Doch, ein recht angenehmer Start ist das. Nach einem feinen Sonntag auch, den wir hier, und das ist keineswegs selbstverständlich, erstaunlich entspannt zugebracht haben. Es war fast schon ein Wellness-Tag, also für meine Verhältnisse jedenfalls, und da kann man eher bescheidene Erwartungen ansetzen. Vielleicht war es der halbwegs faire Ausgleich für den vollkommen vergurkten und schwer verspannten Freitag der letzten Woche, ich berichtete.

Auf dem Bett habe ich stundenlang müßig gelegen und im Troller weitergelesen, in seinem Tagebuch mit Menschen. Auch einen Film habe ich gesehen (auf Filmfriend), der mir nicht weiter empfehlenswert vorkam, und es machte aber nichts. Es ärgerte mich nicht und es kam mir nicht wie verschwendete Zeit vor, eher wie eine lässige Spielerei mit der Zeit, und zu dieser Einstellung finde ich nicht immer leicht.

Eine französische Märchenadaption habe ich mir da angesehen, „Weiß wie Schnee – wer ist die Schönste im ganzen Land?“ Regie Anne Fontaine. Eine faszinierend wilde Landschaft war es immerhin, in der das alles dort spielte. Eine wunderbare Hauptdarstellerin (Lou de Laâge) spielte die sich unerwartet freudig an Männer aller Art verausgebende Tochter von besonderer Schönheit. Außerdem war es eine bekannte Story, nett in die Gegenwart versetzt.
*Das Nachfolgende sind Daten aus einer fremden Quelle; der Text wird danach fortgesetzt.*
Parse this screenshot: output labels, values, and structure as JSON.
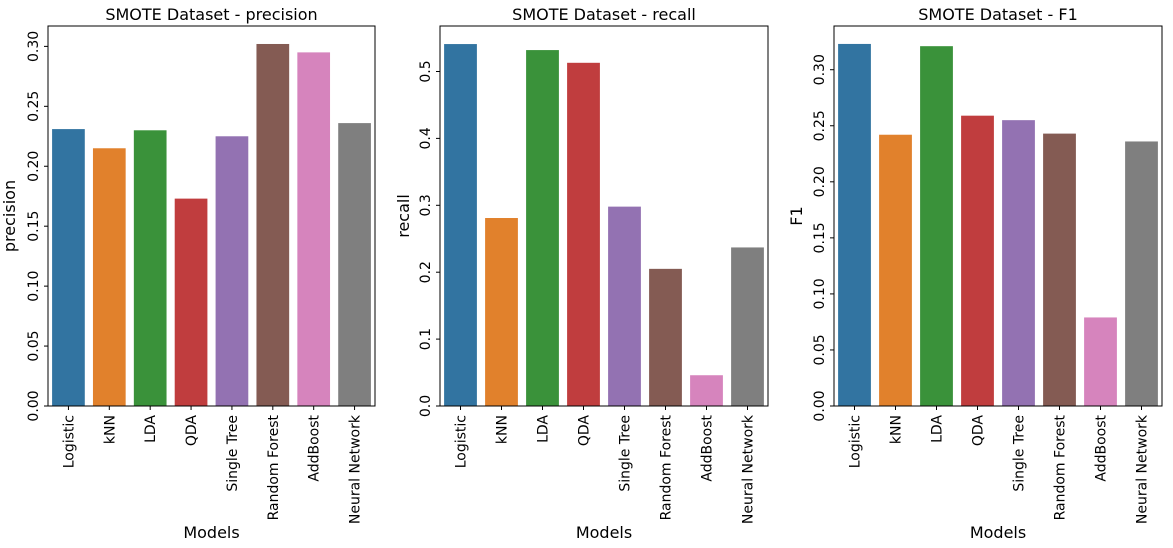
{
  "chart_data": [
    {
      "type": "bar",
      "title": "SMOTE Dataset - precision",
      "xlabel": "Models",
      "ylabel": "precision",
      "categories": [
        "Logistic",
        "kNN",
        "LDA",
        "QDA",
        "Single Tree",
        "Random Forest",
        "AddBoost",
        "Neural Network"
      ],
      "values": [
        0.231,
        0.215,
        0.23,
        0.173,
        0.225,
        0.302,
        0.295,
        0.236
      ],
      "ylim": [
        0,
        0.317
      ],
      "yticks": [
        0.0,
        0.05,
        0.1,
        0.15,
        0.2,
        0.25,
        0.3
      ],
      "ytick_labels": [
        "0.00",
        "0.05",
        "0.10",
        "0.15",
        "0.20",
        "0.25",
        "0.30"
      ],
      "grid": false
    },
    {
      "type": "bar",
      "title": "SMOTE Dataset - recall",
      "xlabel": "Models",
      "ylabel": "recall",
      "categories": [
        "Logistic",
        "kNN",
        "LDA",
        "QDA",
        "Single Tree",
        "Random Forest",
        "AddBoost",
        "Neural Network"
      ],
      "values": [
        0.541,
        0.281,
        0.532,
        0.513,
        0.298,
        0.205,
        0.046,
        0.237
      ],
      "ylim": [
        0,
        0.568
      ],
      "yticks": [
        0.0,
        0.1,
        0.2,
        0.3,
        0.4,
        0.5
      ],
      "ytick_labels": [
        "0.0",
        "0.1",
        "0.2",
        "0.3",
        "0.4",
        "0.5"
      ],
      "grid": false
    },
    {
      "type": "bar",
      "title": "SMOTE Dataset - F1",
      "xlabel": "Models",
      "ylabel": "F1",
      "categories": [
        "Logistic",
        "kNN",
        "LDA",
        "QDA",
        "Single Tree",
        "Random Forest",
        "AddBoost",
        "Neural Network"
      ],
      "values": [
        0.323,
        0.242,
        0.321,
        0.259,
        0.255,
        0.243,
        0.079,
        0.236
      ],
      "ylim": [
        0,
        0.339
      ],
      "yticks": [
        0.0,
        0.05,
        0.1,
        0.15,
        0.2,
        0.25,
        0.3
      ],
      "ytick_labels": [
        "0.00",
        "0.05",
        "0.10",
        "0.15",
        "0.20",
        "0.25",
        "0.30"
      ],
      "grid": false
    }
  ],
  "colors": [
    "#3274a1",
    "#e1812c",
    "#3a923a",
    "#c03d3e",
    "#9372b2",
    "#845b53",
    "#d684bd",
    "#7f7f7f"
  ]
}
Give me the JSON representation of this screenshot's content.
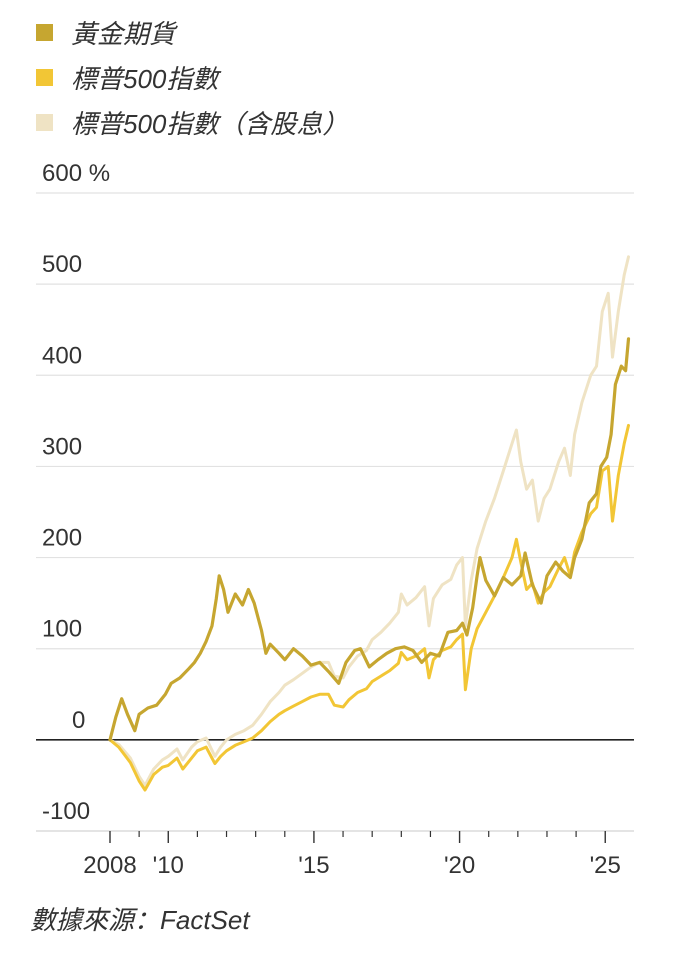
{
  "chart_data": {
    "type": "line",
    "legend_position": "top-left",
    "ylabel_unit": "%",
    "ylim": [
      -100,
      600
    ],
    "xlim": [
      2008,
      2025.85
    ],
    "y_ticks": [
      {
        "value": 600,
        "label": "600 %"
      },
      {
        "value": 500,
        "label": "500"
      },
      {
        "value": 400,
        "label": "400"
      },
      {
        "value": 300,
        "label": "300"
      },
      {
        "value": 200,
        "label": "200"
      },
      {
        "value": 100,
        "label": "100"
      },
      {
        "value": 0,
        "label": "0"
      },
      {
        "value": -100,
        "label": "-100"
      }
    ],
    "x_ticks": [
      {
        "value": 2008,
        "label": "2008"
      },
      {
        "value": 2010,
        "label": "'10"
      },
      {
        "value": 2015,
        "label": "'15"
      },
      {
        "value": 2020,
        "label": "'20"
      },
      {
        "value": 2025,
        "label": "'25"
      }
    ],
    "x_minor_ticks": [
      2009,
      2011,
      2012,
      2013,
      2014,
      2016,
      2017,
      2018,
      2019,
      2021,
      2022,
      2023,
      2024
    ],
    "series": [
      {
        "name": "標普500指數（含股息）",
        "color": "#efe3c4",
        "points": [
          [
            2008.0,
            0
          ],
          [
            2008.3,
            -5
          ],
          [
            2008.7,
            -20
          ],
          [
            2009.0,
            -40
          ],
          [
            2009.2,
            -50
          ],
          [
            2009.5,
            -32
          ],
          [
            2009.8,
            -22
          ],
          [
            2010.0,
            -18
          ],
          [
            2010.3,
            -10
          ],
          [
            2010.5,
            -22
          ],
          [
            2010.8,
            -8
          ],
          [
            2011.0,
            -2
          ],
          [
            2011.3,
            2
          ],
          [
            2011.6,
            -18
          ],
          [
            2011.8,
            -8
          ],
          [
            2012.0,
            0
          ],
          [
            2012.3,
            6
          ],
          [
            2012.6,
            10
          ],
          [
            2012.9,
            16
          ],
          [
            2013.2,
            28
          ],
          [
            2013.5,
            42
          ],
          [
            2013.8,
            52
          ],
          [
            2014.0,
            60
          ],
          [
            2014.3,
            66
          ],
          [
            2014.6,
            73
          ],
          [
            2014.9,
            80
          ],
          [
            2015.2,
            85
          ],
          [
            2015.5,
            85
          ],
          [
            2015.7,
            70
          ],
          [
            2016.0,
            68
          ],
          [
            2016.2,
            80
          ],
          [
            2016.5,
            92
          ],
          [
            2016.8,
            98
          ],
          [
            2017.0,
            110
          ],
          [
            2017.3,
            118
          ],
          [
            2017.6,
            128
          ],
          [
            2017.9,
            140
          ],
          [
            2018.0,
            160
          ],
          [
            2018.2,
            148
          ],
          [
            2018.5,
            156
          ],
          [
            2018.8,
            168
          ],
          [
            2018.95,
            125
          ],
          [
            2019.1,
            155
          ],
          [
            2019.4,
            170
          ],
          [
            2019.7,
            176
          ],
          [
            2019.9,
            192
          ],
          [
            2020.1,
            200
          ],
          [
            2020.2,
            125
          ],
          [
            2020.4,
            175
          ],
          [
            2020.6,
            210
          ],
          [
            2020.9,
            240
          ],
          [
            2021.2,
            265
          ],
          [
            2021.5,
            295
          ],
          [
            2021.8,
            325
          ],
          [
            2021.95,
            340
          ],
          [
            2022.1,
            305
          ],
          [
            2022.3,
            275
          ],
          [
            2022.5,
            285
          ],
          [
            2022.7,
            240
          ],
          [
            2022.9,
            265
          ],
          [
            2023.1,
            275
          ],
          [
            2023.4,
            305
          ],
          [
            2023.6,
            320
          ],
          [
            2023.8,
            290
          ],
          [
            2023.95,
            335
          ],
          [
            2024.2,
            370
          ],
          [
            2024.5,
            400
          ],
          [
            2024.7,
            410
          ],
          [
            2024.9,
            470
          ],
          [
            2025.1,
            490
          ],
          [
            2025.25,
            420
          ],
          [
            2025.45,
            470
          ],
          [
            2025.65,
            510
          ],
          [
            2025.8,
            530
          ]
        ]
      },
      {
        "name": "標普500指數",
        "color": "#f2c635",
        "points": [
          [
            2008.0,
            0
          ],
          [
            2008.3,
            -8
          ],
          [
            2008.7,
            -25
          ],
          [
            2009.0,
            -45
          ],
          [
            2009.2,
            -55
          ],
          [
            2009.5,
            -38
          ],
          [
            2009.8,
            -30
          ],
          [
            2010.0,
            -28
          ],
          [
            2010.3,
            -20
          ],
          [
            2010.5,
            -32
          ],
          [
            2010.8,
            -20
          ],
          [
            2011.0,
            -12
          ],
          [
            2011.3,
            -8
          ],
          [
            2011.6,
            -26
          ],
          [
            2011.8,
            -18
          ],
          [
            2012.0,
            -12
          ],
          [
            2012.3,
            -6
          ],
          [
            2012.6,
            -2
          ],
          [
            2012.9,
            2
          ],
          [
            2013.2,
            10
          ],
          [
            2013.5,
            20
          ],
          [
            2013.8,
            28
          ],
          [
            2014.0,
            32
          ],
          [
            2014.3,
            37
          ],
          [
            2014.6,
            42
          ],
          [
            2014.9,
            47
          ],
          [
            2015.2,
            50
          ],
          [
            2015.5,
            50
          ],
          [
            2015.7,
            38
          ],
          [
            2016.0,
            36
          ],
          [
            2016.2,
            44
          ],
          [
            2016.5,
            52
          ],
          [
            2016.8,
            56
          ],
          [
            2017.0,
            64
          ],
          [
            2017.3,
            70
          ],
          [
            2017.6,
            76
          ],
          [
            2017.9,
            84
          ],
          [
            2018.0,
            96
          ],
          [
            2018.2,
            88
          ],
          [
            2018.5,
            92
          ],
          [
            2018.8,
            100
          ],
          [
            2018.95,
            68
          ],
          [
            2019.1,
            88
          ],
          [
            2019.4,
            98
          ],
          [
            2019.7,
            102
          ],
          [
            2019.9,
            110
          ],
          [
            2020.1,
            116
          ],
          [
            2020.2,
            55
          ],
          [
            2020.4,
            100
          ],
          [
            2020.6,
            122
          ],
          [
            2020.9,
            140
          ],
          [
            2021.2,
            158
          ],
          [
            2021.5,
            178
          ],
          [
            2021.8,
            200
          ],
          [
            2021.95,
            220
          ],
          [
            2022.1,
            195
          ],
          [
            2022.3,
            165
          ],
          [
            2022.5,
            172
          ],
          [
            2022.7,
            150
          ],
          [
            2022.9,
            162
          ],
          [
            2023.1,
            168
          ],
          [
            2023.4,
            188
          ],
          [
            2023.6,
            200
          ],
          [
            2023.8,
            180
          ],
          [
            2023.95,
            206
          ],
          [
            2024.2,
            228
          ],
          [
            2024.5,
            248
          ],
          [
            2024.7,
            255
          ],
          [
            2024.9,
            295
          ],
          [
            2025.1,
            300
          ],
          [
            2025.25,
            240
          ],
          [
            2025.45,
            290
          ],
          [
            2025.65,
            325
          ],
          [
            2025.8,
            345
          ]
        ]
      },
      {
        "name": "黃金期貨",
        "color": "#c6a630",
        "points": [
          [
            2008.0,
            0
          ],
          [
            2008.2,
            25
          ],
          [
            2008.4,
            45
          ],
          [
            2008.6,
            28
          ],
          [
            2008.85,
            10
          ],
          [
            2009.0,
            28
          ],
          [
            2009.3,
            35
          ],
          [
            2009.6,
            38
          ],
          [
            2009.9,
            50
          ],
          [
            2010.1,
            62
          ],
          [
            2010.4,
            68
          ],
          [
            2010.7,
            78
          ],
          [
            2010.9,
            85
          ],
          [
            2011.1,
            95
          ],
          [
            2011.3,
            108
          ],
          [
            2011.5,
            125
          ],
          [
            2011.65,
            155
          ],
          [
            2011.75,
            180
          ],
          [
            2011.9,
            165
          ],
          [
            2012.05,
            140
          ],
          [
            2012.3,
            160
          ],
          [
            2012.55,
            148
          ],
          [
            2012.75,
            165
          ],
          [
            2012.95,
            150
          ],
          [
            2013.2,
            120
          ],
          [
            2013.35,
            95
          ],
          [
            2013.5,
            105
          ],
          [
            2013.8,
            95
          ],
          [
            2014.0,
            88
          ],
          [
            2014.3,
            100
          ],
          [
            2014.6,
            92
          ],
          [
            2014.9,
            82
          ],
          [
            2015.2,
            85
          ],
          [
            2015.5,
            75
          ],
          [
            2015.85,
            62
          ],
          [
            2016.1,
            85
          ],
          [
            2016.4,
            98
          ],
          [
            2016.6,
            100
          ],
          [
            2016.9,
            80
          ],
          [
            2017.2,
            88
          ],
          [
            2017.5,
            95
          ],
          [
            2017.8,
            100
          ],
          [
            2018.1,
            102
          ],
          [
            2018.4,
            98
          ],
          [
            2018.7,
            85
          ],
          [
            2019.0,
            95
          ],
          [
            2019.3,
            92
          ],
          [
            2019.6,
            118
          ],
          [
            2019.9,
            120
          ],
          [
            2020.1,
            128
          ],
          [
            2020.25,
            115
          ],
          [
            2020.45,
            145
          ],
          [
            2020.6,
            180
          ],
          [
            2020.7,
            200
          ],
          [
            2020.9,
            175
          ],
          [
            2021.2,
            158
          ],
          [
            2021.5,
            178
          ],
          [
            2021.8,
            170
          ],
          [
            2022.1,
            180
          ],
          [
            2022.25,
            205
          ],
          [
            2022.5,
            170
          ],
          [
            2022.8,
            150
          ],
          [
            2023.0,
            180
          ],
          [
            2023.3,
            195
          ],
          [
            2023.55,
            185
          ],
          [
            2023.8,
            178
          ],
          [
            2023.95,
            200
          ],
          [
            2024.2,
            220
          ],
          [
            2024.45,
            260
          ],
          [
            2024.7,
            270
          ],
          [
            2024.85,
            300
          ],
          [
            2025.05,
            310
          ],
          [
            2025.2,
            335
          ],
          [
            2025.35,
            390
          ],
          [
            2025.55,
            410
          ],
          [
            2025.7,
            405
          ],
          [
            2025.8,
            440
          ]
        ]
      }
    ]
  },
  "legend": {
    "items": [
      {
        "label": "黃金期貨",
        "color": "#c6a630"
      },
      {
        "label": "標普500指數",
        "color": "#f2c635"
      },
      {
        "label": "標普500指數（含股息）",
        "color": "#efe3c4"
      }
    ]
  },
  "source": "數據來源：FactSet"
}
Es kamen exzentrische Nebenfiguren als moderne Variante der sieben Zwerge vor, und dazu war noch Isabelle Huppert sehenswert als böse Stiefmutter nach Art der Cruella de Vil, es stand ihr ausgezeichnet. Der Prinz fehlte, und niemand hat ihn vermisst. Also es ging schon.

Aber man wird sich an den Film andererseits auch nicht erinnern müssen.

Kurz habe ich danach noch etwas gestaunt, wie leicht diese Geschichte von Schneewittchen für die Gegenwart zu adaptieren war. Das ging so faszinierend gut auf. Dann habe ich weiter überlegt, mit welchen anderen Märchen das wohl ebenso leicht möglich wäre, wie aus denen ein moderner Film oder Roman mit höchstens mäßigem Einsatz von Fantasy-Elementen zu machen wäre. Worüber natürlich enorm viele andere auch schon nachgedacht haben, teils mit Ergebnissen.

Dabei bin ich eingeschlafen und habe abgefahren und fortgeschritten unheimlich geträumt, ausgeprägte Grusel-Grimm-Momente gab es in dieser Nacht.

Jeder ist seines Horrorfilmes Schmied und Märchen vor dem Schlafengehen sind vielleicht doch eher nicht so empfehlenswert, jedenfalls nicht für Erwachsene. Man hat ab einem gewissen Alter einfach zu viel Assoziationsballast.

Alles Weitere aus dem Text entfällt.